Now we have a bootstrapped peer-to-peer network where the peers ping each other every minute. But it can only find other nodes by bootstrapping.

Discovering nodes

The current version just has the ability to connect to a list of predefined nodes. We need to add som extra functionality to turn it into a true p2p network.

  • We need to distinguish between a peer that we are connected to and a peer we have a connection from. Outgoing TCP connections are assigned a random port number that we can’t connect to. To avoid the inevitable confusing that names in strings will bring, let’s use the integer 1 for the first type of peer and 2 for the second type described.
  • We need to advertise our own listening ip:port pair. (In the practical reality, NAT will get in the way a lot of the time, but we will ignore it here).
  • Define an addr messages to advertise peers and getaddr to request new peers.

After these changes, our Protocol instance looks like this

class MyProtocol(Protocol):
    def __init__(self, factory, peertype):
        self.factory = factory
        self.state = "HELLO"
        self.remote_nodeid = None
        self.nodeid = self.factory.nodeid
        self.lc_ping = LoopingCall(self.send_ping)
        self.peertype = peertype
        self.lastping = None

    def connectionMade(self):
        remote_ip = self.transport.getPeer()
        host_ip = self.transport.getHost()
        self.remote_ip = remote_ip.host + ":" + str(remote_ip.port)
        self.host_ip = host_ip.host + ":" + str(host_ip.port)
        print "Connection from", self.transport.getPeer()

    def connectionLost(self, reason):
        if self.remote_nodeid in self.factory.peers:
            self.factory.peers.pop(self.remote_nodeid)
            self.lc_ping.stop()
        print self.nodeid, "disconnected"

    def dataReceived(self, data):
        for line in data.splitlines():
            line = line.strip()
            msgtype = json.loads(line)['msgtype']
            if self.state == "HELLO" or msgtype == "hello":
                self.handle_hello(line)
                self.state = "READY"
            elif msgtype == "ping":
                self.handle_ping()
            elif msgtype == "pong":
                self.handle_pong()
            elif msg_type == "getaddr":
                self.handle_getaddr()
            

    ###The methods for ping and pong remain unchanged and are omitted
    ###for brevity

    def send_addr(self, mine=False):
        now = time()
        if mine:
            peers = [self.host_ip]
        else:
            peers = [(peer.remote_ip, peer.remote_nodeid)
                     for peer in self.factory.peers
                     if peer.peertype == 1 and peer.lastping > now-240]
        addr = json.puts({'msgtype': 'addr', 'peers': peers})
        self.transport.write(peers + "\n")

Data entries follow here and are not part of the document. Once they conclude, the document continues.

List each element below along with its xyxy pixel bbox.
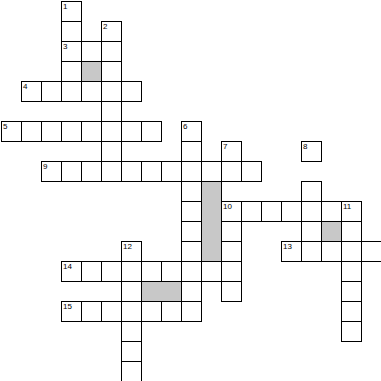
cell-r10-c12[interactable] — [241, 201, 262, 222]
cell-r8-c12[interactable] — [241, 161, 262, 182]
cell-r8-c6[interactable] — [121, 161, 142, 182]
shaded-region-r11-c16[interactable] — [321, 221, 342, 242]
clue-number-1: 1 — [63, 2, 67, 11]
clue-number-7: 7 — [223, 142, 227, 151]
cell-r12-c6[interactable]: 12 — [121, 241, 142, 262]
cell-r11-c15[interactable] — [301, 221, 322, 242]
cell-r4-c5[interactable] — [101, 81, 122, 102]
cell-r13-c11[interactable] — [221, 261, 242, 282]
cell-r6-c7[interactable] — [141, 121, 162, 142]
cell-r7-c9[interactable] — [181, 141, 202, 162]
cell-r8-c4[interactable] — [81, 161, 102, 182]
cell-r1-c5[interactable]: 2 — [101, 21, 122, 42]
cell-r13-c8[interactable] — [161, 261, 182, 282]
cell-r3-c3[interactable] — [61, 61, 82, 82]
cell-r12-c16[interactable] — [321, 241, 342, 262]
cell-r10-c14[interactable] — [281, 201, 302, 222]
cell-r10-c15[interactable] — [301, 201, 322, 222]
cell-r14-c9[interactable] — [181, 281, 202, 302]
cell-r8-c11[interactable] — [221, 161, 242, 182]
cell-r2-c3[interactable]: 3 — [61, 41, 82, 62]
clue-number-4: 4 — [23, 82, 27, 91]
cell-r10-c11[interactable]: 10 — [221, 201, 242, 222]
cell-r6-c3[interactable] — [61, 121, 82, 142]
clue-number-6: 6 — [183, 122, 187, 131]
clue-number-2: 2 — [103, 22, 107, 31]
cell-r15-c5[interactable] — [101, 301, 122, 322]
cell-r13-c3[interactable]: 14 — [61, 261, 82, 282]
shaded-region-r14-c7[interactable] — [141, 281, 182, 302]
clue-number-11: 11 — [343, 202, 351, 211]
cell-r4-c6[interactable] — [121, 81, 142, 102]
cell-r13-c9[interactable] — [181, 261, 202, 282]
cell-r9-c9[interactable] — [181, 181, 202, 202]
cell-r8-c10[interactable] — [201, 161, 222, 182]
clue-number-14: 14 — [63, 262, 72, 271]
cell-r6-c0[interactable]: 5 — [1, 121, 22, 142]
cell-r15-c7[interactable] — [141, 301, 162, 322]
cell-r11-c9[interactable] — [181, 221, 202, 242]
cell-r11-c11[interactable] — [221, 221, 242, 242]
cell-r12-c17[interactable] — [341, 241, 362, 262]
cell-r0-c3[interactable]: 1 — [61, 1, 82, 22]
clue-number-3: 3 — [63, 42, 67, 51]
cell-r6-c6[interactable] — [121, 121, 142, 142]
cell-r15-c3[interactable]: 15 — [61, 301, 82, 322]
clue-number-5: 5 — [3, 122, 7, 131]
cell-r7-c15[interactable]: 8 — [301, 141, 322, 162]
cell-r12-c18[interactable] — [361, 241, 381, 262]
cell-r13-c17[interactable] — [341, 261, 362, 282]
cell-r16-c6[interactable] — [121, 321, 142, 342]
cell-r15-c8[interactable] — [161, 301, 182, 322]
cell-r17-c6[interactable] — [121, 341, 142, 362]
cell-r14-c17[interactable] — [341, 281, 362, 302]
clue-number-15: 15 — [63, 302, 72, 311]
cell-r4-c2[interactable] — [41, 81, 62, 102]
cell-r15-c17[interactable] — [341, 301, 362, 322]
cell-r12-c15[interactable] — [301, 241, 322, 262]
cell-r6-c9[interactable]: 6 — [181, 121, 202, 142]
cell-r8-c7[interactable] — [141, 161, 162, 182]
cell-r6-c5[interactable] — [101, 121, 122, 142]
cell-r7-c5[interactable] — [101, 141, 122, 162]
cell-r8-c3[interactable] — [61, 161, 82, 182]
clue-number-13: 13 — [283, 242, 292, 251]
shaded-region-r9-c10[interactable] — [201, 181, 222, 262]
cell-r2-c4[interactable] — [81, 41, 102, 62]
cell-r2-c5[interactable] — [101, 41, 122, 62]
cell-r8-c8[interactable] — [161, 161, 182, 182]
clue-number-12: 12 — [123, 242, 132, 251]
cell-r7-c11[interactable]: 7 — [221, 141, 242, 162]
cell-r6-c2[interactable] — [41, 121, 62, 142]
cell-r8-c2[interactable]: 9 — [41, 161, 62, 182]
cell-r15-c9[interactable] — [181, 301, 202, 322]
cell-r8-c9[interactable] — [181, 161, 202, 182]
cell-r11-c17[interactable] — [341, 221, 362, 242]
cell-r1-c3[interactable] — [61, 21, 82, 42]
cell-r10-c17[interactable]: 11 — [341, 201, 362, 222]
clue-number-9: 9 — [43, 162, 47, 171]
cell-r3-c5[interactable] — [101, 61, 122, 82]
cell-r18-c6[interactable] — [121, 361, 142, 381]
cell-r13-c7[interactable] — [141, 261, 162, 282]
cell-r10-c13[interactable] — [261, 201, 282, 222]
cell-r12-c14[interactable]: 13 — [281, 241, 302, 262]
cell-r12-c11[interactable] — [221, 241, 242, 262]
cell-r4-c4[interactable] — [81, 81, 102, 102]
cell-r5-c5[interactable] — [101, 101, 122, 122]
crossword-board: 123456789101112131415 — [0, 0, 381, 381]
cell-r10-c9[interactable] — [181, 201, 202, 222]
clue-number-10: 10 — [223, 202, 232, 211]
cell-r16-c17[interactable] — [341, 321, 362, 342]
cell-r10-c16[interactable] — [321, 201, 342, 222]
cell-r12-c9[interactable] — [181, 241, 202, 262]
cell-r6-c4[interactable] — [81, 121, 102, 142]
cell-r4-c1[interactable]: 4 — [21, 81, 42, 102]
cell-r8-c5[interactable] — [101, 161, 122, 182]
cell-r13-c6[interactable] — [121, 261, 142, 282]
cell-r15-c6[interactable] — [121, 301, 142, 322]
cell-r4-c3[interactable] — [61, 81, 82, 102]
cell-r6-c1[interactable] — [21, 121, 42, 142]
cell-r13-c4[interactable] — [81, 261, 102, 282]
cell-r9-c15[interactable] — [301, 181, 322, 202]
cell-r13-c5[interactable] — [101, 261, 122, 282]
cell-r15-c4[interactable] — [81, 301, 102, 322]
cell-r13-c10[interactable] — [201, 261, 222, 282]
shaded-region-r3-c4[interactable] — [81, 61, 102, 82]
cell-r14-c6[interactable] — [121, 281, 142, 302]
cell-r14-c11[interactable] — [221, 281, 242, 302]
clue-number-8: 8 — [303, 142, 307, 151]
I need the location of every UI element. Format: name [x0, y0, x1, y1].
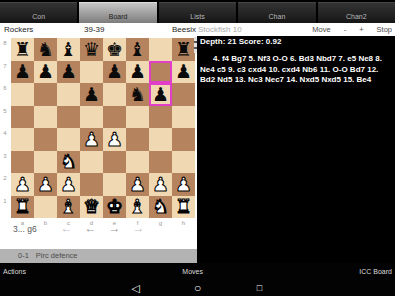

    def send_addr(self, mine=False):
        now = time()
        if mine:
            peers = [self.host_ip]
        else:
            peers = [(peer.remote_ip, peer.remote_nodeid)
                     for peer in self.factory.peers
                     if peer.peertype == 1 and peer.lastping > now-240]
        addr = json.puts({'msgtype': 'addr', 'peers': peers})
        self.transport.write(peers + "\n")

    def handle_addr(self, addr):
        json = json.loads(addr)
        for remote_ip, remote_nodeid in json["peers"]:
            if remote_node not in self.factory.peers:
                host, port = remote_ip.split(":")
                point = TCP4ClientEndpoint(reactor, host, int(port))
                d = connectProtocol(point, MyProtocol(2))
                d.addCallback(gotProtocol)
        
    def handle_getaddr(self, getaddr):
        self.send_addr()
        
    def handle_hello(self, hello):
        hello = json.loads(hello)
        self.remote_nodeid = hello["nodeid"]
        if self.remote_nodeid == self.nodeid:
            print "Connected to myself."
            self.transport.loseConnection()
        else:
            self.factory.peers[self.remote_nodeid] = self
            self.lc_ping.start(60)
            ###inform our new peer about us
            self.send_addr(mine=True)
            ###and ask them for more peers
            self.send_getaddr()

Summary

And now we have a simple p2p network capable of the following

  • Boostrap by way of a preconfigured list
  • Connect to other nodes and make a handshake.
  • Ask peers for nodes and connect to them
  • Advertise it’s own peers as well as it self to other peers
  • Ping peers